TLH, that's what i was worried about with the heater, but I can't find an external one less than 200w?


----------



## BINKSY1973 (22 Sep 2009)

May be the Tetratec EX400 would be a another option rated at 400 litres per hour.

Cheers Gordon.


----------



## ellena (22 Sep 2009)

Thanks gordon, another possibility. grr, how do you ever choose? lol!


----------



## AdAndrews (23 Sep 2009)

TLH said:
			
		

> One thing to bear in mind is that if a 200w heater malfunctions it'll heat the tank alot quicker than a smaller one. A 50w would still be able to heat your tank more than well enough, maybe even just a 25w would do in a 27 litre tank.
> 
> External filters need to be below the tank to work best.



This is what people told me when i put a 200w on a 35litre and then again when i put a 300w on a 125litre, but how many ETH's do you hear malfunctioning...

ellena personally i would recommend tetra tec's, i have 2(ex1200, ex600) and they are easy to prime, well built and easy to maintain, and come with all the media for a tidy price-check ebay! on this i would put the hydor ETH 200W and if you want some nice glassware, go for the cal-aqua nano set for Â£40 i think on Aqua essentials. For me this external heater/filter and glassware combo is way worth what i saved for, you get a clear finish in the tank, stocking choices are much better, due to the massive filter and then not even the inlet and outlet are very visible(if kept clean)  

Adam


----------



## dsandson (23 Sep 2009)

AdAndrews said:
			
		

> This is what people told me when i put a 200w on a 35litre and then again when i put a 300w on a 125litre, but how many ETH's do you hear malfunctioning...

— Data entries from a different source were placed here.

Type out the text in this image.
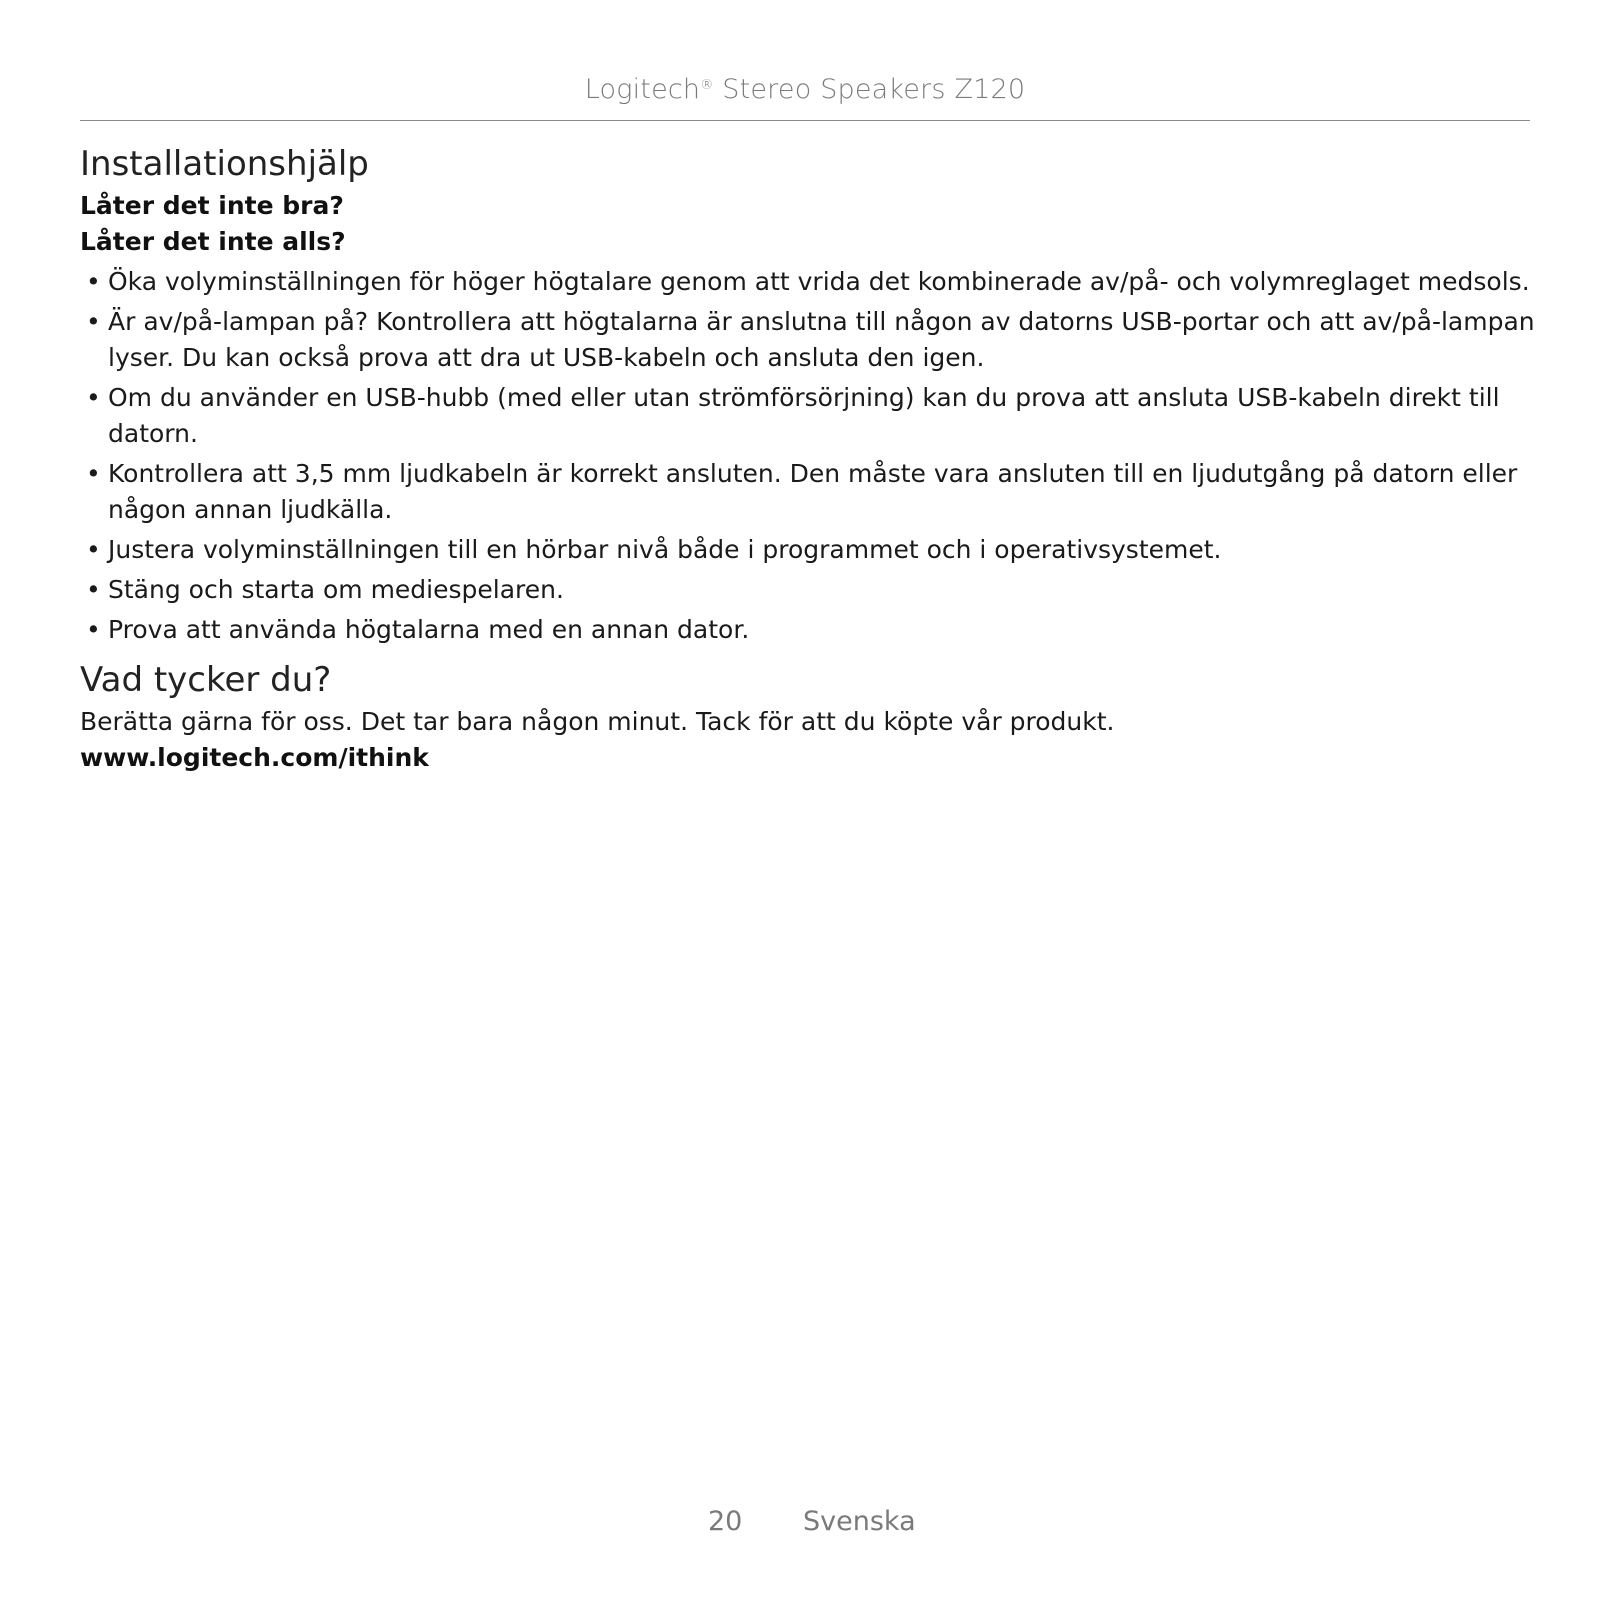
Logitech® Stereo Speakers Z120
Installationshjälp
Låter det inte bra?
Låter det inte alls?
• Öka volyminställningen för höger högtalare genom att vrida det kombinerade av/på- och volymreglaget medsols.
• Är av/på-lampan på? Kontrollera att högtalarna är anslutna till någon av datorns USB-portar och att av/på-lampan lyser. Du kan också prova att dra ut USB-kabeln och ansluta den igen.
• Om du använder en USB-hubb (med eller utan strömförsörjning) kan du prova att ansluta USB-kabeln direkt till datorn.
• Kontrollera att 3,5 mm ljudkabeln är korrekt ansluten. Den måste vara ansluten till en ljudutgång på datorn eller någon annan ljudkälla.
• Justera volyminställningen till en hörbar nivå både i programmet och i operativsystemet.
• Stäng och starta om mediespelaren.
• Prova att använda högtalarna med en annan dator.
Vad tycker du?
Berätta gärna för oss. Det tar bara någon minut. Tack för att du köpte vår produkt.
www.logitech.com/ithink
20 Svenska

Thats actually quite a good point, and well made. Remember that people are always more likely to share a horror story than an its-all-worked-fine story. 

Dave


----------



## ellena (23 Sep 2009)

Thanks guys  It is really a case of it's all fine unless it goes wrong. And then no matter what size heater you have, you're pretty screwed!
Thanks for the mention of the nano set, AdAndrews  Can I just run this by to see if I've got my head round it?
So I get an external filter which sits on the floor. There are 2 tubes running from it, inlet and outlet. On 1 of these, (not sure which?) I attach an inline heater. I put the glass inlet tube on the inlet pipe and hang that into the tank. I put the lily tube on the outlet and hang that into the tank. At opposite ends?
And on the glass tubes, I presume the filter tubing goes on the little T piece that sticks out? Is the bottom blocked off?
Do you just push the tube on?
Sorry that turned into a lot of questions    Thanks of you can help with any of them. If there's a better section for them, I'll ask there instead


----------



## ellena (23 Sep 2009)

Just thought, do I not need a spraybar? I have seen a diagram of how the lily pipe creates flow around the tank, is that alternative to the spraybar?


----------



## BINKSY1973 (23 Sep 2009)

ellena said:
			
		

> I have seen a diagram of how the lily pipe creates flow around the tank, is that alternative to the spraybar?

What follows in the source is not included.